Further, one state’s Coalition government is leading the state in a more progressive, climate friendly direction by lifting its emissions reduction targets from 35pc to 50pc by 2030 with a vision of becoming a “renewable energy superpower”. Already it has attracted more than $37 billion in interest in clean energy investment.
Other states have set emission reductions targets.
And one for the scoreboard:
The Federal Government’s plan to invest public money into fossil fuels and non-renewable technologies – namely carbon capture and fossil fuel hydrogen technologies – could well be illegal.
According to a leading barrister who is a former head of the Law Council of Australia the matter is “well open to serious legal challenge” and is at odds with the purpose of the Australian Renewable Energy Agency.
The Smart Energy Council has played a prominent role in opposing the government’s proposal. Chief Executive John Grimes commented “The federal government’s attempts to gut ARENA are outrageous and illegal and must not stand. These changes must be disallowed by Parliament.”
Sun Cable from Australia to Malaysia
One more milestone for the plant that is on the drawing board and touted the world’s biggest solar PV and battery storage project, which recently gained a permit for a 4000km sub-sea survey.
This paves the way for the high-voltage direct current cable to cross Indonesian waters between Darwin and Singapore and provide up to 15% of Singapore’s energy needs. In related news, the plant’s solar capacity has recently been scaled up to 20GW with up to 42GWh of battery storage.
Our September report to the GSC covered plans for Australia’s Western Green Energy Hub which, with 50GW wind and solar capacity, could eclipse all others.
Clearly no shortage of ambition or sunshine for Australia’s visionary developers!
According to Carbon Tracker in terms of the renewable energy resource potential per person, Australia is in a league of its own with over 10,000 MWh per person per annum potential.
The choice lies in front of us: Deloitte Access Economists has totted figures relating to the cost of Australia’s climate inaction, concluding: Lose $3.4 trillion worth of GDP and 880,000 jobs (mining, construction tourism) through climate inaction, alternately Australia could reap $680 billion in economic activity and generate more than 250,000 jobs by 2070.
In similar vein prominent think tank Beyond Zero Emissions has identified potential revenue growth of $333 billion by 2050 for Australian new green exports including green hydrogen and steel.

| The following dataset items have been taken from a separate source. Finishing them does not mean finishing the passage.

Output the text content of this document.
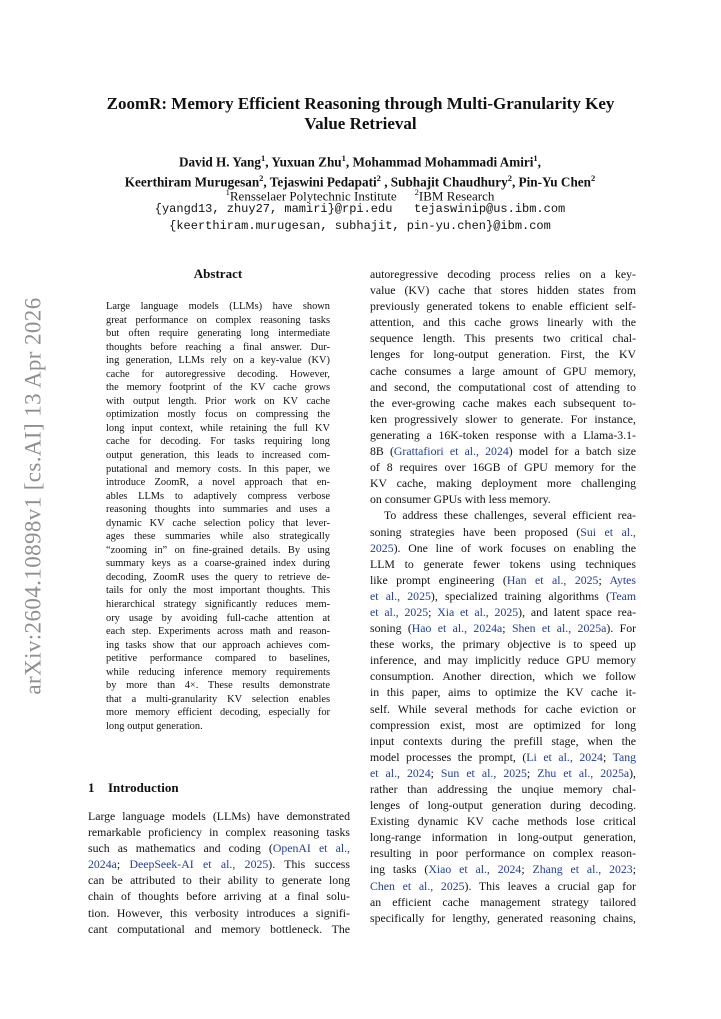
arXiv:2604.10898v1 [cs.AI] 13 Apr 2026
ZoomR: Memory Efficient Reasoning through Multi-Granularity Key
Value Retrieval
David H. Yang$^1$, Yuxuan Zhu$^1$, Mohammad Mohammadi Amiri$^1$,
Keerthiram Murugesan$^2$, Tejaswini Pedapati$^2$ , Subhajit Chaudhury$^2$, Pin-Yu Chen$^2$
$^1$Rensselaer Polytechnic Institute $^2$IBM Research
{yangd13, zhuy27, mamiri}@rpi.edu   tejaswinip@us.ibm.com
{keerthiram.murugesan, subhajit, pin-yu.chen}@ibm.com
Abstract
Large language models (LLMs) have shown
great performance on complex reasoning tasks
but often require generating long intermediate
thoughts before reaching a final answer. Dur-
ing generation, LLMs rely on a key-value (KV)
cache for autoregressive decoding. However,
the memory footprint of the KV cache grows
with output length. Prior work on KV cache
optimization mostly focus on compressing the
long input context, while retaining the full KV
cache for decoding. For tasks requiring long
output generation, this leads to increased com-
putational and memory costs. In this paper, we
introduce ZoomR, a novel approach that en-
ables LLMs to adaptively compress verbose
reasoning thoughts into summaries and uses a
dynamic KV cache selection policy that lever-
ages these summaries while also strategically
“zooming in” on fine-grained details. By using
summary keys as a coarse-grained index during
decoding, ZoomR uses the query to retrieve de-
tails for only the most important thoughts. This
hierarchical strategy significantly reduces mem-
ory usage by avoiding full-cache attention at
each step. Experiments across math and reason-
ing tasks show that our approach achieves com-
petitive performance compared to baselines,
while reducing inference memory requirements
by more than 4×. These results demonstrate
that a multi-granularity KV selection enables
more memory efficient decoding, especially for
long output generation.
1 Introduction
Large language models (LLMs) have demonstrated
remarkable proficiency in complex reasoning tasks
such as mathematics and coding (OpenAI et al.,
2024a; DeepSeek-AI et al., 2025). This success
can be attributed to their ability to generate long
chain of thoughts before arriving at a final solu-
tion. However, this verbosity introduces a signifi-
cant computational and memory bottleneck. The
autoregressive decoding process relies on a key-
value (KV) cache that stores hidden states from
previously generated tokens to enable efficient self-
attention, and this cache grows linearly with the
sequence length. This presents two critical chal-
lenges for long-output generation. First, the KV
cache consumes a large amount of GPU memory,
and second, the computational cost of attending to
the ever-growing cache makes each subsequent to-
ken progressively slower to generate. For instance,
generating a 16K-token response with a Llama-3.1-
8B (Grattafiori et al., 2024) model for a batch size
of 8 requires over 16GB of GPU memory for the
KV cache, making deployment more challenging
on consumer GPUs with less memory.
To address these challenges, several efficient rea-
soning strategies have been proposed (Sui et al.,
2025). One line of work focuses on enabling the
LLM to generate fewer tokens using techniques
like prompt engineering (Han et al., 2025; Aytes
et al., 2025), specialized training algorithms (Team
et al., 2025; Xia et al., 2025), and latent space rea-
soning (Hao et al., 2024a; Shen et al., 2025a). For
these works, the primary objective is to speed up
inference, and may implicitly reduce GPU memory
consumption. Another direction, which we follow
in this paper, aims to optimize the KV cache it-
self. While several methods for cache eviction or
compression exist, most are optimized for long
input contexts during the prefill stage, when the
model processes the prompt, (Li et al., 2024; Tang
et al., 2024; Sun et al., 2025; Zhu et al., 2025a),
rather than addressing the unqiue memory chal-
lenges of long-output generation during decoding.
Existing dynamic KV cache methods lose critical
long-range information in long-output generation,
resulting in poor performance on complex reason-
ing tasks (Xiao et al., 2024; Zhang et al., 2023;
Chen et al., 2025). This leaves a crucial gap for
an efficient cache management strategy tailored
specifically for lengthy, generated reasoning chains,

Trends are revealing anuptick in large scale solar and wind investment. The government’s Clean Energy Regulator reported this that could result in 2.7 GW or possibly >3 GW total capacity renewables in 2021, based on 744 MW of large-scale solar and wind projects reaching FID (Financial Investment Decision) year to date, plus 1.6 GW expected in the second half of 2021.
And renewables down under are hitting impressive new highs. One day in late September the share of renewables on Australia’s main grid peaked at an all-time record of 61.7 per cent (well up on the month’s average of 35.4 per cent). And how’s this for schadenfreude: at that same time two major brown coal units failed and were temporarily shut down.